In Schwangerschaft ausdrücklich empfohlen |
Brigitte M. Gensthaler |
21.04.2020 09:30 Uhr |
In der Schwangerschaft gilt es, so wenig wie möglich, aber so viel wie nötig zu impfen Nötig ist nach einer neuen STIKO-Empfehlung die Impfung gegen Keuchhusten und Influenza. / Foto: Adobe Stock/Pixel-Shot
In der Schwangerschaft sollte »so wenig wie möglich, aber so viel wie nötig« geimpft werden, betont der Berufsverband der Frauenärzte (BVF) im Einklang mit dem Robert-Koch-Institut (RKI). Impfungen mit Totimpfstoffen, zum Beispiel gegen Tetanus, Diphtherie, Pertussis oder Hepatitis A und B, sind in dieser Zeit möglich. Allerdings sollten Frauen in den ersten 13 Wochen einer Schwangerschaft nur dann geimpft werden, wenn es dringend notwendig ist. Nicht weil dies ein besonders hohes Risiko bergen würde, sondern weil die in der Frühschwangerschaft häufigen spontanen Fehlgeburten fälschlicherweise mit der Impfung in Zusammenhang gebracht werden könnten. Dies bedeute für die Frau eine hohe seelische Belastung.

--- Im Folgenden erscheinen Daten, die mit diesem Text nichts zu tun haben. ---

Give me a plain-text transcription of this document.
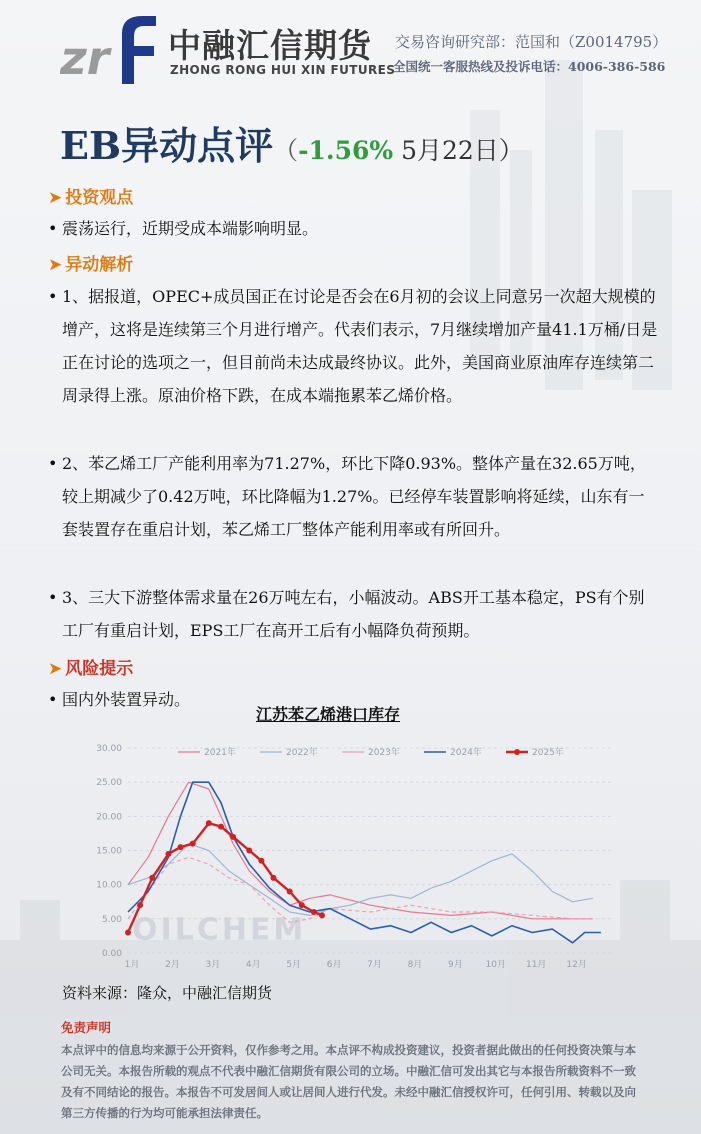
zr 中融汇信期货
ZHONG RONG HUI XIN FUTURES
交易咨询研究部：范国和（Z0014795）
全国统一客服热线及投诉电话：4006-386-586
EB异动点评（-1.56% 5月22日）
➤ 投资观点
• 震荡运行，近期受成本端影响明显。
➤ 异动解析
• 1、据报道，OPEC+成员国正在讨论是否会在6月初的会议上同意另一次超大规模的增产，这将是连续第三个月进行增产。代表们表示，7月继续增加产量41.1万桶/日是正在讨论的选项之一，但目前尚未达成最终协议。此外，美国商业原油库存连续第二周录得上涨。原油价格下跌，在成本端拖累苯乙烯价格。
• 2、苯乙烯工厂产能利用率为71.27%，环比下降0.93%。整体产量在32.65万吨，较上期减少了0.42万吨，环比降幅为1.27%。已经停车装置影响将延续，山东有一套装置存在重启计划，苯乙烯工厂整体产能利用率或有所回升。
• 3、三大下游整体需求量在26万吨左右，小幅波动。ABS开工基本稳定，PS有个别工厂有重启计划，EPS工厂在高开工后有小幅降负荷预期。
➤ 风险提示
• 国内外装置异动。
江苏苯乙烯港口库存
0.00
5.00
10.00
15.00
20.00
25.00
30.00
1月	2月	3月	4月	5月	6月	7月	8月	9月	10月 11月 12月
OILCHEM
2021年	2022年	2023年	2024年	2025年
资料来源：隆众，中融汇信期货
免责声明
本点评中的信息均来源于公开资料，仅作参考之用。本点评不构成投资建议，投资者据此做出的任何投资决策与本公司无关。本报告所载的观点不代表中融汇信期货有限公司的立场。中融汇信可发出其它与本报告所载资料不一致及有不同结论的报告。本报告不可发居间人或让居间人进行代发。未经中融汇信授权许可，任何引用、转载以及向第三方传播的行为均可能承担法律责任。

Die Frauenärzte betonen auch, dass aufschiebbare Impfungen in die Zeit des Wochenbetts verlegt werden sollten. Dabei stellt Stillen – außer bei der Gelbfieber-Impfung – keine Kontraindikation für irgendeine Impfung dar.
Zwei Impfungen werden aber ausdrücklich für Schwangere empfohlen. Dies ist die Influenza-Impfung und – ganz neu – die Pertussis-Impfung.

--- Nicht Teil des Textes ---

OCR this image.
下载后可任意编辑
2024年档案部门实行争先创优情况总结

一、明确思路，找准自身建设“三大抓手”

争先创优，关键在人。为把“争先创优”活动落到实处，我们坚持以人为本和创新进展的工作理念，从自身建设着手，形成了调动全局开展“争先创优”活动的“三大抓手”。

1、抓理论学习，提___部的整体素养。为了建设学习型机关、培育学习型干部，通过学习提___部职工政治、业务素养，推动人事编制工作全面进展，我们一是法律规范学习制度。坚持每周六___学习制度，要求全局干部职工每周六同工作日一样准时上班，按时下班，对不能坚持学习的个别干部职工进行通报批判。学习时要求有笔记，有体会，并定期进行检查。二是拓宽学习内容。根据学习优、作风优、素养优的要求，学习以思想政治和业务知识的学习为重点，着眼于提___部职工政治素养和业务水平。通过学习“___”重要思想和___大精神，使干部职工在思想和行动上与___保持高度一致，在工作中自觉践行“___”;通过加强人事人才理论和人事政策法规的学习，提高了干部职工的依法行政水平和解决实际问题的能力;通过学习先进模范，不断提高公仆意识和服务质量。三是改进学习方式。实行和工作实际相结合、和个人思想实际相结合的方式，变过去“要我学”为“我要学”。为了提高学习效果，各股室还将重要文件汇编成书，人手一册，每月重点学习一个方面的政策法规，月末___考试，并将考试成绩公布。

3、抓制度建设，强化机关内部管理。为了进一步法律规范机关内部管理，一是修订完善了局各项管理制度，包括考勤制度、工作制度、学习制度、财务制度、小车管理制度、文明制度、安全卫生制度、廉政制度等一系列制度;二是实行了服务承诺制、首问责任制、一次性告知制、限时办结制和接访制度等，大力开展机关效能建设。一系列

In vielen Ländern werden schwangere Frauen bereits gegen Keuchhusten geimpft, weil dadurch das Neugeborene in den ersten Lebenswochen von den mütterlichen Leihantikörpern profitiert. Seit Ende März empfiehlt auch die Ständige Impfkommission (STIKO) am RKI offiziell, dass sich schwangere Frauen gegen Pertussis impfen lassen sollen, um Neugeborene und junge Säuglinge vor Keuchhusten und dessen Komplikationen zu schützen.

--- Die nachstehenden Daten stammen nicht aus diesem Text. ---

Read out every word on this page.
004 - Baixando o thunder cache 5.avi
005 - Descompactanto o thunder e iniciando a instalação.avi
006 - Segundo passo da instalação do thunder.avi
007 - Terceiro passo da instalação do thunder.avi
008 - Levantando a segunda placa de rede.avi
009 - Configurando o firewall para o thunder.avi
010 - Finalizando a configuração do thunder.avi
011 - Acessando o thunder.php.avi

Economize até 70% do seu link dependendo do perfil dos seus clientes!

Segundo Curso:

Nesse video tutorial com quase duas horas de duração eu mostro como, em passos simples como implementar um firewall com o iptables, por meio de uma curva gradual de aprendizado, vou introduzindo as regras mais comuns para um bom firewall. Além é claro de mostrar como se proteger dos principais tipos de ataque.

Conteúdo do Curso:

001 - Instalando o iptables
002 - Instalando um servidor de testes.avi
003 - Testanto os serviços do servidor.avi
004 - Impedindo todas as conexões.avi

Laut STIKO sollen die Frauen zu Beginn des dritten Trimenons mit einem Tdap-Kombinationsimpfstoff, der Tetanus- und Diphtherie-Toxoide sowie azelluläre Pertussis-Komponenten enthält, geimpft werden. Ist eine Frühgeburt wahrscheinlich, sollte die Maßnahme ins zweite Trimenon vorgezogen werden. Für den Schutz des Neugeborenen sei das Intervall zwischen Impfzeitpunkt und Geburt entscheidend, schreibt die STIKO. Denn der mütterliche Organismus muss genügend Zeit haben, hohe Antikörpertiter aufzubauen, die dann über die Plazenta auf das Ungeborene übertragen werden. Ohne diese Impfung hat das Neugeborene keinen Nestschutz!
PTA und Apotheker sollten der Frau erklären, dass die Pertussis-Vakzine nicht primär sie selbst, sondern das Kind schützen soll. Daher soll die Impfung unabhängig vom persönlichen Impfschutz der Frau erfolgen. Außerdem muss sie in jeder Schwangerschaft wiederholt werden. Laut Studienlage sei die Tdap-Impfung in der Schwangerschaft sicher, betonen die Experten.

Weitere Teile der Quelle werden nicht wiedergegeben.